Fatigue and shortness of breath were the biggest indicators that Terri had a serious problem. “When your heart is messed up, it’s literally like a battery—as far as your energy goes. When it’s not working, you’re not working. It’s not optional. You don’t push through.”
Terri was too young to have such a serious heart condition and, with her tanned skin, blonde hair, and red fingernails, she did not look sick. But Terri wasn’t typical, and she was past the point of sick. She was dying.
“The third day in the hospital they told me I needed to get my affairs in order. They told me to sign my living will and do my last will and testament, and have it notarized, so I had to do it that day,” she recalls. There was a moment of fear when Terri received her diagnosis. Everything felt surreal. She expected her problem to be something simple and easy to fix, not a life or death diagnosis.
Terri was prescribed several medications, and specialists performed cardiac ablations on her heart to try to repair the chaotic arrhythmia she was experiencing.
Procedures and medications worked for a few years but the medicine made Terri forgetful. Her mind wasn’t sharp, and that wouldn’t work for Terri, whose career in banking demanded clarity and a quick-thinking mind. Without the medication, doctors told her that her heart would continue to deteriorate. Not ready for death in her early 40s, Terri talked to her doctor who recommended installing a pacemaker. Terri’s life has been 100 percent dependent upon it. Her latest model, her fourth, is a wireless implantable cardiac defibrillator, which keeps her heart beating steady and strong. If abnormal heart rhythm is detected, the built-in defibrillator shocks her heart to restore its beat to normal.

“You can feel it working when it shocks you for sure,” Terri says. “You can feel when your heart is out of rhythm, and you can barely feel it being corrected by the pacemaker.”
Fatigue and shortness of breath were the biggest indicators that Terri had a serious problem. “When your heart is messed up, it’s literally like a battery—as far as your energy goes. When it’s not working, you’re not working.
It’s not optional. You don’t push through.”

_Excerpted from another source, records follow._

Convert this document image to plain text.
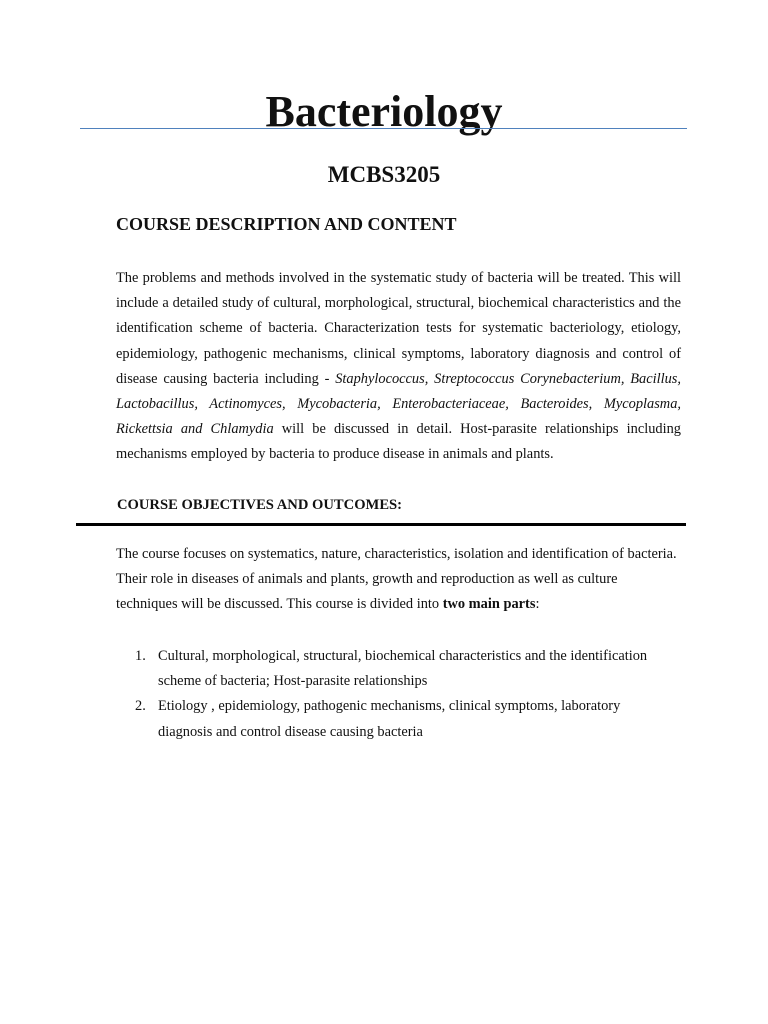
Bacteriology
MCBS3205
COURSE DESCRIPTION AND CONTENT

The problems and methods involved in the systematic study of bacteria will be treated. This will include a detailed study of cultural, morphological, structural, biochemical characteristics and the identification scheme of bacteria. Characterization tests for systematic bacteriology, etiology, epidemiology, pathogenic mechanisms, clinical symptoms, laboratory diagnosis and control of disease causing bacteria including - Staphylococcus, Streptococcus Corynebacterium, Bacillus, Lactobacillus, Actinomyces, Mycobacteria, Enterobacteriaceae, Bacteroides, Mycoplasma, Rickettsia and Chlamydia will be discussed in detail. Host-parasite relationships including mechanisms employed by bacteria to produce disease in animals and plants.

COURSE OBJECTIVES AND OUTCOMES:

The course focuses on systematics, nature, characteristics, isolation and identification of bacteria. Their role in diseases of animals and plants, growth and reproduction as well as culture techniques will be discussed. This course is divided into two main parts:

1. Cultural, morphological, structural, biochemical characteristics and the identification scheme of bacteria; Host-parasite relationships
2. Etiology , epidemiology, pathogenic mechanisms, clinical symptoms, laboratory diagnosis and control disease causing bacteria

Terri’s never-give-up attitude has carried her through the darkest moments of her journey. It’s not always easy, especially when it causes long-term life interruptions. She knows that positive thinking is essential, and she has learned other valuable lessons that can help someone else who is facing life on a machine.
For instance, in addition to depending on her ICD, Terri has had to learn to depend on the power of prayer and people closest to her for support. Her good friend, Ann Henry, has been by her side from the very beginning, and helped bring out the fighter in Terri. “I am independent to a fault,” she says. “One of the biggest lessons is that you have to depend on people. I was never used to that, but I’m used to it now.”
Terri also had to accept her limitations and that her life was different. She had to force herself not to dwell on her condition or the fact she is reliant upon a machine to do its job. “I wouldn’t be here without it,” she says.
“It changes who you are, and it changes what you can do, and you just kind of have to embrace it.”
Terri, in charge of business development for Centennial Bank in Panama City Beach, receives a boost every time someone is shocked to learn she has a serious health condition because you would never know it unless she shared it.
During her last long hospital stay two years ago, Terri had to take leave from work for several weeks. When she returned, a coworker whom Terri says did not say much to anyone, said to her, “I never knew you had those problems. You are very, very cool.”
“That meant a lot to me,” Terri says. Until then, the only people who knew were those closest to her.
Terri, who is active in her job and in community organizations, shares her story here to inspire and encourage others who depend on technology to live their best life. “Surround yourself with positive, energetic people,” she says. And to everyone else: “Be supportive and not judgmental. You have no idea what someone else is going through.”